La Tour CN (en anglais CN Tower) ou la Tour du CN ou, officiellement, la Tour nationale du Canada est une tour de 553,33 mètres située dans le centre de Toronto, qui est devenue l'emblème de cette ville. La tour est parfois appelée la Tour du Canadien National car la compagnie ferroviaire du Canadien National (CN) était le propriétaire de la tour.

Elle a été construite en 1976 par le Canadien National (CN) qui désirait montrer la force de l'industrie canadienne en construisant le plus haut édifice du monde. Originellement prévue comme une antenne pour la radio et la télévision, elle est aujourd'hui une des principales attractions touristiques de Toronto. En 1995, la Société immobilière du Canada a acheté la tour. Cette société de la Couronne l'a depuis renommée Tour nationale du Canada, une appellation moins courante que tour CN.

Les touristes peuvent accéder à une plate-forme comportant plusieurs niveaux entre 342 m et 351 m d'altitude : un restaurant, une plate-forme d'observation à l'air libre, ainsi qu'un plancher transparent.

Le Sky Pod (une petite plate-forme qui se trouve bien au-dessus de l'étage principal d'observation) est situé à 447 m, et est le plus haut poste d'observation ouvert au public au monde. Accéder au Sky Pod se fait en payant un supplément.

D'après le livre Guinness des records, la Tour CN était « la plus haute structure autoportante du monde ». Le 13 septembre 2007, le Burj Khalifa dépasse la Tour CN, ce qui lui fait perdre son titre de plus haute structure autoportante du monde.

La Tour CN fait partie des sept merveilles du monde moderne, selon l'American Society of Civil Engineers.

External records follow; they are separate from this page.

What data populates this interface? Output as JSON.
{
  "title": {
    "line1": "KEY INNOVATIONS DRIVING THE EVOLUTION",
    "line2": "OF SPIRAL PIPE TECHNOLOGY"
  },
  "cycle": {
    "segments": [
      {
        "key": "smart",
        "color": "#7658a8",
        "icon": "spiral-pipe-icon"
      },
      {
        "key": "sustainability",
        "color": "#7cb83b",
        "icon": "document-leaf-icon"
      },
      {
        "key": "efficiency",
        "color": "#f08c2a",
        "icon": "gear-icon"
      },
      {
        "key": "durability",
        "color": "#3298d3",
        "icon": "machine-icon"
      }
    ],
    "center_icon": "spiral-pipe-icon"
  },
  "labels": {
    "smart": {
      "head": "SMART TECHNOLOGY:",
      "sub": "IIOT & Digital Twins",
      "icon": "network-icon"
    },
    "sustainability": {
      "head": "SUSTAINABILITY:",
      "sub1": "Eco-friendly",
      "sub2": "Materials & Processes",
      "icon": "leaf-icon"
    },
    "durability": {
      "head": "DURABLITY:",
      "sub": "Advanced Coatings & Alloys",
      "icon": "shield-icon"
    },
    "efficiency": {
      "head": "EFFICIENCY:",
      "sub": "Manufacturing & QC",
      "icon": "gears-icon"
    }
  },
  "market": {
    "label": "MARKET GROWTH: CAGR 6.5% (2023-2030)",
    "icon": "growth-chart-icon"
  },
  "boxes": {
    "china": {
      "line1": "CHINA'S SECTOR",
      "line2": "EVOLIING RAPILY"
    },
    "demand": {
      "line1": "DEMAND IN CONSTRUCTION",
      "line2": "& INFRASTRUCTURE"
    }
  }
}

Elle appartient aussi à la Fédération des grandes tours du monde. Elle est le thème central du roman Ainsi parle la Tour CN du poète et romancier francophone torontois Hédi Bouraoui.

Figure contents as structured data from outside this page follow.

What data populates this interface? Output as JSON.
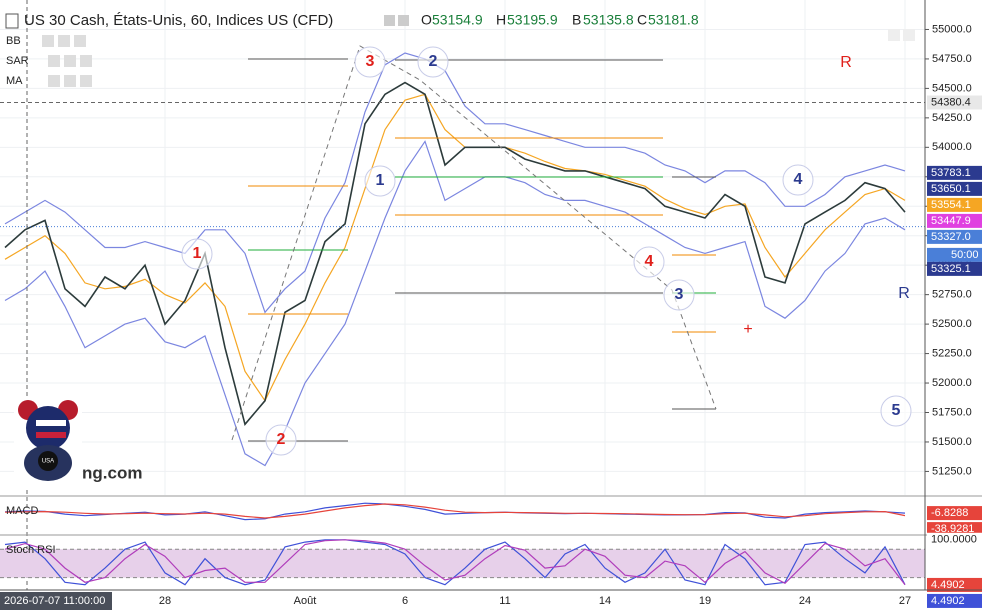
{
  "header": {
    "symbol": "US 30 Cash, États-Unis, 60, Indices US (CFD)",
    "ohlc": [
      {
        "label": "O",
        "value": 53154.9
      },
      {
        "label": "H",
        "value": 53195.9
      },
      {
        "label": "B",
        "value": 53135.8
      },
      {
        "label": "C",
        "value": 53181.8
      }
    ]
  },
  "indicators": [
    "BB",
    "SAR",
    "MA"
  ],
  "watermark": "ng.com",
  "chart_data": [
    {
      "type": "line",
      "categories": [
        null,
        null,
        null,
        null,
        null,
        null,
        null,
        null,
        "28",
        null,
        null,
        null,
        null,
        null,
        null,
        "Août",
        null,
        null,
        null,
        null,
        "6",
        null,
        null,
        null,
        null,
        "11",
        null,
        null,
        null,
        null,
        "14",
        null,
        null,
        null,
        null,
        "19",
        null,
        null,
        null,
        null,
        "24",
        null,
        null,
        null,
        null,
        "27"
      ],
      "series": [
        {
          "color": "#7b86e0",
          "values": [
            53350,
            53450,
            53550,
            53450,
            53300,
            53150,
            53150,
            53200,
            53150,
            53100,
            53300,
            53300,
            53100,
            52600,
            52800,
            52950,
            53400,
            53700,
            54300,
            54700,
            54800,
            54750,
            54650,
            54350,
            54200,
            54200,
            54150,
            54100,
            54050,
            54000,
            54000,
            54000,
            53950,
            53850,
            53800,
            53700,
            53800,
            53800,
            53700,
            53500,
            53500,
            53600,
            53750,
            53800,
            53850,
            53800
          ]
        },
        {
          "color": "#7b86e0",
          "values": [
            52700,
            52800,
            52950,
            52650,
            52300,
            52400,
            52500,
            52550,
            52350,
            52300,
            52400,
            51900,
            51400,
            51300,
            51600,
            52000,
            52250,
            52500,
            52950,
            53400,
            53800,
            54050,
            53550,
            53650,
            53750,
            53750,
            53700,
            53600,
            53550,
            53550,
            53500,
            53450,
            53350,
            53250,
            53150,
            53100,
            53150,
            53200,
            52650,
            52550,
            52700,
            52950,
            53100,
            53350,
            53400,
            53300
          ]
        },
        {
          "color": "#f5a623",
          "values": [
            53050,
            53150,
            53250,
            53100,
            52850,
            52800,
            52820,
            52880,
            52750,
            52680,
            52850,
            52650,
            52100,
            51850,
            52200,
            52500,
            52850,
            53150,
            53650,
            54150,
            54400,
            54450,
            54150,
            54000,
            54000,
            54000,
            53950,
            53880,
            53820,
            53800,
            53770,
            53720,
            53670,
            53560,
            53480,
            53430,
            53500,
            53520,
            53150,
            52900,
            53100,
            53300,
            53450,
            53600,
            53650,
            53550
          ]
        },
        {
          "color": "#2c3b3b",
          "values": [
            53150,
            53300,
            53380,
            52800,
            52650,
            52900,
            52800,
            53000,
            52500,
            52700,
            53100,
            52300,
            51650,
            51850,
            52600,
            52700,
            53200,
            53350,
            54200,
            54450,
            54550,
            54450,
            53850,
            54000,
            54000,
            54000,
            53900,
            53850,
            53800,
            53800,
            53750,
            53700,
            53650,
            53500,
            53450,
            53400,
            53600,
            53500,
            52900,
            52850,
            53350,
            53450,
            53550,
            53700,
            53650,
            53450
          ]
        }
      ],
      "ylim": [
        51050,
        55250
      ],
      "yticks": [
        {
          "value": 55000,
          "label": "55000.0"
        },
        {
          "value": 54750,
          "label": "54750.0"
        },
        {
          "value": 54500,
          "label": "54500.0"
        },
        {
          "value": 54250,
          "label": "54250.0"
        },
        {
          "value": 54000,
          "label": "54000.0"
        },
        {
          "value": 53750,
          "label": "53750.0"
        },
        {
          "value": 53500,
          "label": "53500.0"
        },
        {
          "value": 53250,
          "label": "53250.0"
        },
        {
          "value": 53000,
          "label": "53000.0"
        },
        {
          "value": 52750,
          "label": "52750.0"
        },
        {
          "value": 52500,
          "label": "52500.0"
        },
        {
          "value": 52250,
          "label": "52250.0"
        },
        {
          "value": 52000,
          "label": "52000.0"
        },
        {
          "value": 51750,
          "label": "51750.0"
        },
        {
          "value": 51500,
          "label": "51500.0"
        },
        {
          "value": 51250,
          "label": "51250.0"
        }
      ],
      "grid": true,
      "price_labels": [
        {
          "value": 54380.4,
          "label": "54380.4",
          "color": "#e8e8e8"
        },
        {
          "value": 53783.1,
          "label": "53783.1",
          "color": "#2b3a8f"
        },
        {
          "value": 53650.1,
          "label": "53650.1",
          "color": "#2b3a8f"
        },
        {
          "value": 53554.1,
          "label": "53554.1",
          "color": "#f5a623"
        },
        {
          "value": 53447.9,
          "label": "53447.9",
          "color": "#e040e0"
        },
        {
          "value": 53327,
          "label": "53327.0",
          "color": "#4a7fd8",
          "countdown": "50:00"
        },
        {
          "value": 53325.1,
          "label": "53325.1",
          "color": "#2b3a8f"
        }
      ],
      "crosshair_label": "2026-07-07 11:00:00",
      "annotations": [
        {
          "text": "1",
          "color": "#e0201b"
        },
        {
          "text": "2",
          "color": "#e0201b"
        },
        {
          "text": "3",
          "color": "#e0201b"
        },
        {
          "text": "4",
          "color": "#e0201b"
        },
        {
          "text": "R",
          "color": "#e0201b"
        },
        {
          "text": "+",
          "color": "#e0201b"
        },
        {
          "text": "2",
          "color": "#2b3a8f"
        },
        {
          "text": "1",
          "color": "#2b3a8f"
        },
        {
          "text": "3",
          "color": "#2b3a8f"
        },
        {
          "text": "4",
          "color": "#2b3a8f"
        },
        {
          "text": "5",
          "color": "#2b3a8f"
        },
        {
          "text": "R",
          "color": "#2b3a8f"
        }
      ]
    },
    {
      "type": "line",
      "title": "MACD",
      "series": [
        {
          "color": "#3f51d8",
          "values": [
            10,
            20,
            15,
            -20,
            -40,
            -25,
            -10,
            5,
            -30,
            -20,
            10,
            -40,
            -90,
            -80,
            -20,
            10,
            60,
            90,
            120,
            110,
            80,
            40,
            -20,
            -10,
            0,
            5,
            -5,
            -10,
            -15,
            -10,
            -15,
            -20,
            -25,
            -30,
            -30,
            -25,
            0,
            -5,
            -60,
            -70,
            -20,
            0,
            10,
            20,
            10,
            -7
          ]
        },
        {
          "color": "#e6443b",
          "values": [
            5,
            10,
            12,
            5,
            -10,
            -18,
            -15,
            -8,
            -15,
            -18,
            -8,
            -20,
            -50,
            -70,
            -50,
            -20,
            20,
            60,
            90,
            110,
            100,
            70,
            30,
            5,
            0,
            2,
            0,
            -5,
            -10,
            -10,
            -12,
            -15,
            -20,
            -25,
            -28,
            -27,
            -15,
            -8,
            -30,
            -55,
            -40,
            -15,
            0,
            10,
            12,
            -39
          ]
        }
      ],
      "ylim": [
        -250,
        200
      ],
      "price_labels": [
        {
          "value": -6.8288,
          "label": "-6.8288",
          "color": "#e6443b"
        },
        {
          "value": -38.9281,
          "label": "-38.9281",
          "color": "#e6443b"
        }
      ]
    },
    {
      "type": "line",
      "title": "Stoch RSI",
      "series": [
        {
          "color": "#3f51d8",
          "values": [
            90,
            95,
            60,
            10,
            5,
            40,
            80,
            95,
            30,
            5,
            60,
            20,
            5,
            15,
            85,
            95,
            100,
            100,
            95,
            90,
            70,
            20,
            5,
            40,
            80,
            95,
            60,
            20,
            70,
            90,
            40,
            10,
            30,
            80,
            15,
            5,
            90,
            60,
            5,
            10,
            90,
            95,
            60,
            30,
            85,
            5
          ]
        },
        {
          "color": "#b03dbb",
          "values": [
            80,
            92,
            80,
            40,
            10,
            20,
            60,
            90,
            65,
            20,
            35,
            40,
            10,
            10,
            50,
            90,
            98,
            100,
            98,
            93,
            80,
            45,
            15,
            25,
            60,
            88,
            78,
            40,
            45,
            80,
            65,
            25,
            20,
            55,
            45,
            10,
            50,
            75,
            30,
            8,
            50,
            92,
            80,
            45,
            60,
            5
          ]
        }
      ],
      "ylim": [
        -2,
        108
      ],
      "band": [
        20,
        80
      ],
      "price_labels": [
        {
          "value": 100,
          "label": "100.0000",
          "color": "#ffffff"
        },
        {
          "value": 4.4902,
          "label": "4.4902",
          "color": "#e6443b"
        },
        {
          "value": 4.4902,
          "label": "4.4902",
          "color": "#3f51d8"
        }
      ]
    }
  ]
}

La Tour, comme le reste de la ville, a été construite sur un important corridor de migration d'oiseaux. Un problème pour partie quantifié est celui de l'éclairage nocturne qui à Toronto semble responsable d'un grand nombre de collision de ces oiseaux avec des surfaces vitrées, antennes ou superstructures construites. Ce phénomène, souvent désigné par le nom de pollution lumineuse a des impacts qui dépassent de loin ceux du roadkill, qui est dense en ville. Le programme Fatal Light Awarness Program (FLAP) a en effet collecté près de 3 000 cadavres d'oiseaux aux pieds des tours de Toronto en un an, notamment aux pieds de la Tour du CN. À ce nombre de cadavres, il faudrait ajouter les nombreux oiseaux blessés qui se sont cachés pour mourir, ou ceux emportés par des chats ou des rats avant d'avoir pu être comptés. Par extrapolation, le programme FLAP estime de un à dix millions le nombre d'oiseaux migrateurs qui sont tués annuellement par collision avec des immeubles à Toronto. La fourchette est large, car on ignore le nombre d'oiseaux blessés par rapport à celui de ceux qui sont tués sur le coup, et combien parmi eux s'en remettront. D'autres études faites à Chicago ont montré que l'extinction des lumières de bureaux la nuit réduisait le nombre des collisions de 83 %, et on sait que depuis que l'on éclaire le fût des phares, les oiseaux ne sont plus attirés ni tués par millions comme ils l'étaient avant, attirés par les puissantes lampes tournantes.

La pollution électromagnétique, à laquelle contribuent les grandes antennes, est souvent évoquée, mais sans pour autant qu'un consensus scientifique clair soit établi sur l'importance de ses impacts sur la santé humaine et sur celle des animaux.